The Internet of Things will open an entirely new dimension of consumer targeting.
This matters a lot, since marketers who rely only on demographics to reach consumers risk missing more than 70% of mobile shoppers, according to a recent study by Google.
And pretty much anyone with a mobile phone is a potential shopper, no matter where they are or what time it is.
The higher value than identity of the shoppers is their intent.
When someone has a need for a product, they tend to search, during what Google calls intent-filled moments.
During these moments, consumers cannot necessarily be satisfied by traditional advertising based on demographics. For example, 40% of baby product purchasers live in households without children, based on Google research.
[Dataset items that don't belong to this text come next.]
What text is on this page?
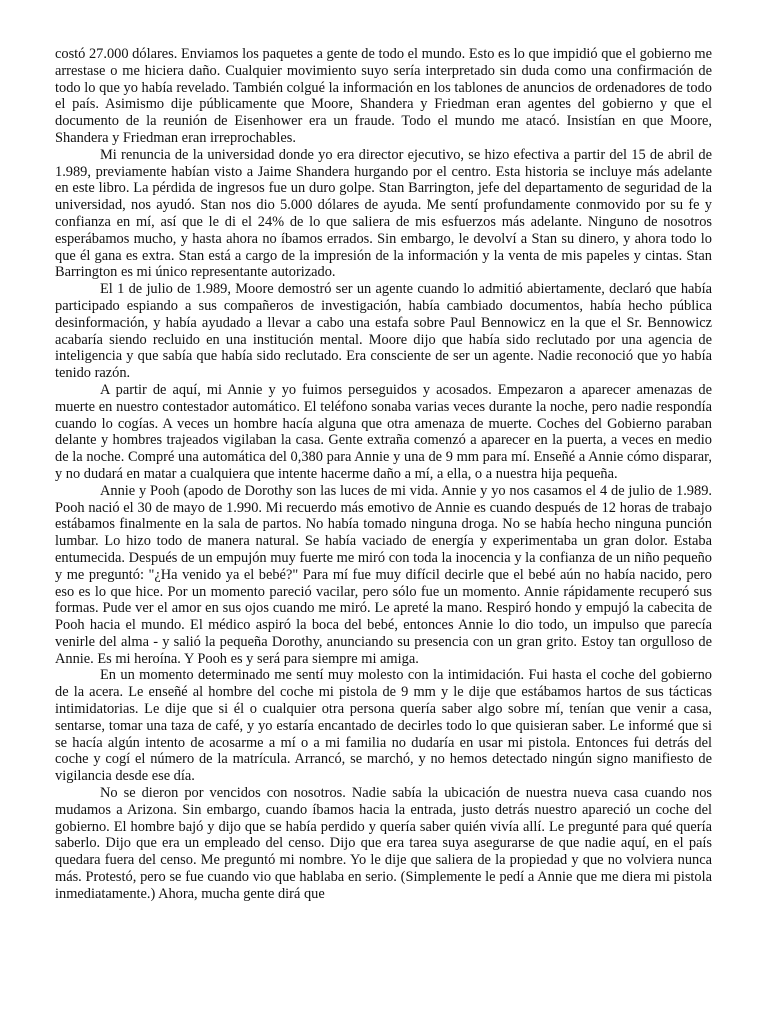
costó 27.000 dólares. Enviamos los paquetes a gente de todo el mundo. Esto es lo que impidió que el gobierno me arrestase o me hiciera daño. Cualquier movimiento suyo sería interpretado sin duda como una confirmación de todo lo que yo había revelado. También colgué la información en los tablones de anuncios de ordenadores de todo el país. Asimismo dije públicamente que Moore, Shandera y Friedman eran agentes del gobierno y que el documento de la reunión de Eisenhower era un fraude. Todo el mundo me atacó. Insistían en que Moore, Shandera y Friedman eran irreprochables.

Mi renuncia de la universidad donde yo era director ejecutivo, se hizo efectiva a partir del 15 de abril de 1.989, previamente habían visto a Jaime Shandera hurgando por el centro. Esta historia se incluye más adelante en este libro. La pérdida de ingresos fue un duro golpe. Stan Barrington, jefe del departamento de seguridad de la universidad, nos ayudó. Stan nos dio 5.000 dólares de ayuda. Me sentí profundamente conmovido por su fe y confianza en mí, así que le di el 24% de lo que saliera de mis esfuerzos más adelante. Ninguno de nosotros esperábamos mucho, y hasta ahora no íbamos errados. Sin embargo, le devolví a Stan su dinero, y ahora todo lo que él gana es extra. Stan está a cargo de la impresión de la información y la venta de mis papeles y cintas. Stan Barrington es mi único representante autorizado.

El 1 de julio de 1.989, Moore demostró ser un agente cuando lo admitió abiertamente, declaró que había participado espiando a sus compañeros de investigación, había cambiado documentos, había hecho pública desinformación, y había ayudado a llevar a cabo una estafa sobre Paul Bennowicz en la que el Sr. Bennowicz acabaría siendo recluido en una institución mental. Moore dijo que había sido reclutado por una agencia de inteligencia y que sabía que había sido reclutado. Era consciente de ser un agente. Nadie reconoció que yo había tenido razón.

A partir de aquí, mi Annie y yo fuimos perseguidos y acosados. Empezaron a aparecer amenazas de muerte en nuestro contestador automático. El teléfono sonaba varias veces durante la noche, pero nadie respondía cuando lo cogías. A veces un hombre hacía alguna que otra amenaza de muerte. Coches del Gobierno paraban delante y hombres trajeados vigilaban la casa. Gente extraña comenzó a aparecer en la puerta, a veces en medio de la noche. Compré una automática del 0,380 para Annie y una de 9 mm para mí. Enseñé a Annie cómo disparar, y no dudará en matar a cualquiera que intente hacerme daño a mí, a ella, o a nuestra hija pequeña.

Annie y Pooh (apodo de Dorothy son las luces de mi vida. Annie y yo nos casamos el 4 de julio de 1.989. Pooh nació el 30 de mayo de 1.990. Mi recuerdo más emotivo de Annie es cuando después de 12 horas de trabajo estábamos finalmente en la sala de partos. No había tomado ninguna droga. No se había hecho ninguna punción lumbar. Lo hizo todo de manera natural. Se había vaciado de energía y experimentaba un gran dolor. Estaba entumecida. Después de un empujón muy fuerte me miró con toda la inocencia y la confianza de un niño pequeño y me preguntó: "¿Ha venido ya el bebé?" Para mí fue muy difícil decirle que el bebé aún no había nacido, pero eso es lo que hice. Por un momento pareció vacilar, pero sólo fue un momento. Annie rápidamente recuperó sus formas. Pude ver el amor en sus ojos cuando me miró. Le apreté la mano. Respiró hondo y empujó la cabecita de Pooh hacia el mundo. El médico aspiró la boca del bebé, entonces Annie lo dio todo, un impulso que parecía venirle del alma - y salió la pequeña Dorothy, anunciando su presencia con un gran grito. Estoy tan orgulloso de Annie. Es mi heroína. Y Pooh es y será para siempre mi amiga.

En un momento determinado me sentí muy molesto con la intimidación. Fui hasta el coche del gobierno de la acera. Le enseñé al hombre del coche mi pistola de 9 mm y le dije que estábamos hartos de sus tácticas intimidatorias. Le dije que si él o cualquier otra persona quería saber algo sobre mí, tenían que venir a casa, sentarse, tomar una taza de café, y yo estaría encantado de decirles todo lo que quisieran saber. Le informé que si se hacía algún intento de acosarme a mí o a mi familia no dudaría en usar mi pistola. Entonces fui detrás del coche y cogí el número de la matrícula. Arrancó, se marchó, y no hemos detectado ningún signo manifiesto de vigilancia desde ese día.

No se dieron por vencidos con nosotros. Nadie sabía la ubicación de nuestra nueva casa cuando nos mudamos a Arizona. Sin embargo, cuando íbamos hacia la entrada, justo detrás nuestro apareció un coche del gobierno. El hombre bajó y dijo que se había perdido y quería saber quién vivía allí. Le pregunté para qué quería saberlo. Dijo que era un empleado del censo. Dijo que era tarea suya asegurarse de que nadie aquí, en el país quedara fuera del censo. Me preguntó mi nombre. Yo le dije que saliera de la propiedad y que no volviera nunca más. Protestó, pero se fue cuando vio que hablaba en serio. (Simplemente le pedí a Annie que me diera mi pistola inmediatamente.) Ahora, mucha gente dirá que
Those searchers could be grandparents, friends or relatives, for example.
The most logical current way to market to intent is to meet customers in those intent-filled moments that matter and deliver helpful content, says Google.
For example, the majority (51%) of smartphone owners have purchased from a company or brand other than the one they intended to because the information provided was useful, according to Google.
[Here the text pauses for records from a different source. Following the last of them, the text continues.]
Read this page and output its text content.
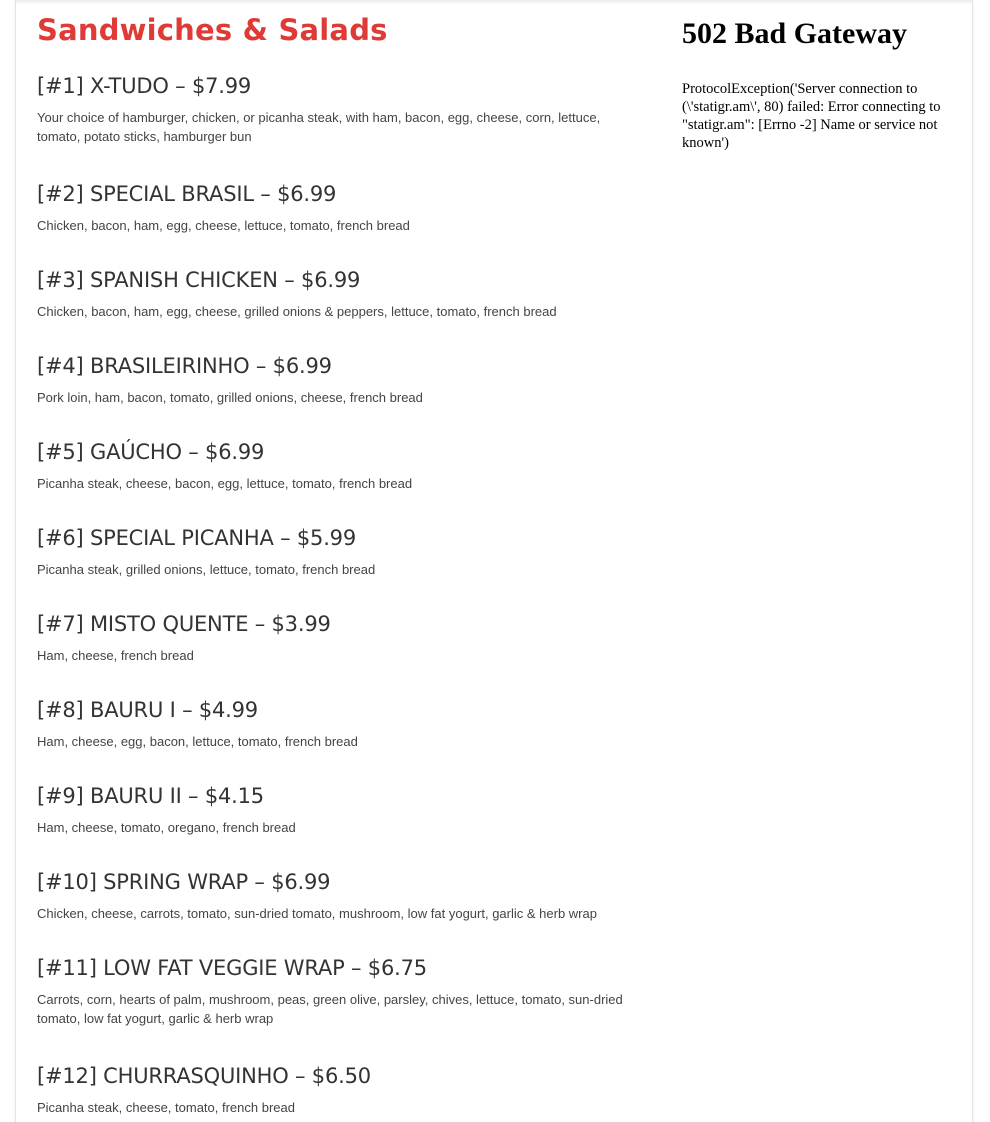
Sandwiches & Salads
[#1] X-TUDO – $7.99

Your choice of hamburger, chicken, or picanha steak, with ham, bacon, egg, cheese, corn, lettuce, tomato, potato sticks, hamburger bun

[#2] SPECIAL BRASIL – $6.99

Chicken, bacon, ham, egg, cheese, lettuce, tomato, french bread

[#3] SPANISH CHICKEN – $6.99

Chicken, bacon, ham, egg, cheese, grilled onions & peppers, lettuce, tomato, french bread

[#4] BRASILEIRINHO – $6.99

Pork loin, ham, bacon, tomato, grilled onions, cheese, french bread

[#5] GAÚCHO – $6.99

Picanha steak, cheese, bacon, egg, lettuce, tomato, french bread

[#6] SPECIAL PICANHA – $5.99

Picanha steak, grilled onions, lettuce, tomato, french bread

[#7] MISTO QUENTE – $3.99

Ham, cheese, french bread

[#8] BAURU I – $4.99

Ham, cheese, egg, bacon, lettuce, tomato, french bread

[#9] BAURU II – $4.15

Ham, cheese, tomato, oregano, french bread

[#10] SPRING WRAP – $6.99

Chicken, cheese, carrots, tomato, sun-dried tomato, mushroom, low fat yogurt, garlic & herb wrap

[#11] LOW FAT VEGGIE WRAP – $6.75

Carrots, corn, hearts of palm, mushroom, peas, green olive, parsley, chives, lettuce, tomato, sun-dried tomato, low fat yogurt, garlic & herb wrap

[#12] CHURRASQUINHO – $6.50

Picanha steak, cheese, tomato, french bread

502 Bad Gateway

ProtocolException('Server connection to (\'statigr.am\', 80) failed: Error connecting to "statigr.am": [Errno -2] Name or service not known')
But The Internet of Things will greatly expand the concept of determining intent.
Fitness trackers provide the physical characteristics of a person’s typical day, smartwatches and smartphones provide location and speed and sensors of all types identify precise location.
But there will be more. Sensors on product packaging will provide real-time information on the location and status of products and smart appliances will self-monitor and share information with other appliances, brands and manufacturers.
The Google study suggests that the solutions today include providing local inventory information so consumers can see what’s in stock nearby, develop how-to videos and offer consumers seamless checkout with an instant buy button.
Most of those interactions today are via smartphone, the hub of commerce-on-the-go.
But once sensors of all types are worn by consumers and become forever intertwined within products and in locations everywhere, everything changes.
Consumer intent will be easier to identify and monitor, messaging will reside with products and consumer interactions will have to be extremely relevant, because it will be expected.
The IoT focus will be less on who the person is and much more on what they plan to do next.
At that stage, the marketing challenge and opportunity will be to create and deliver the value to assist what I call the new IoT consumer.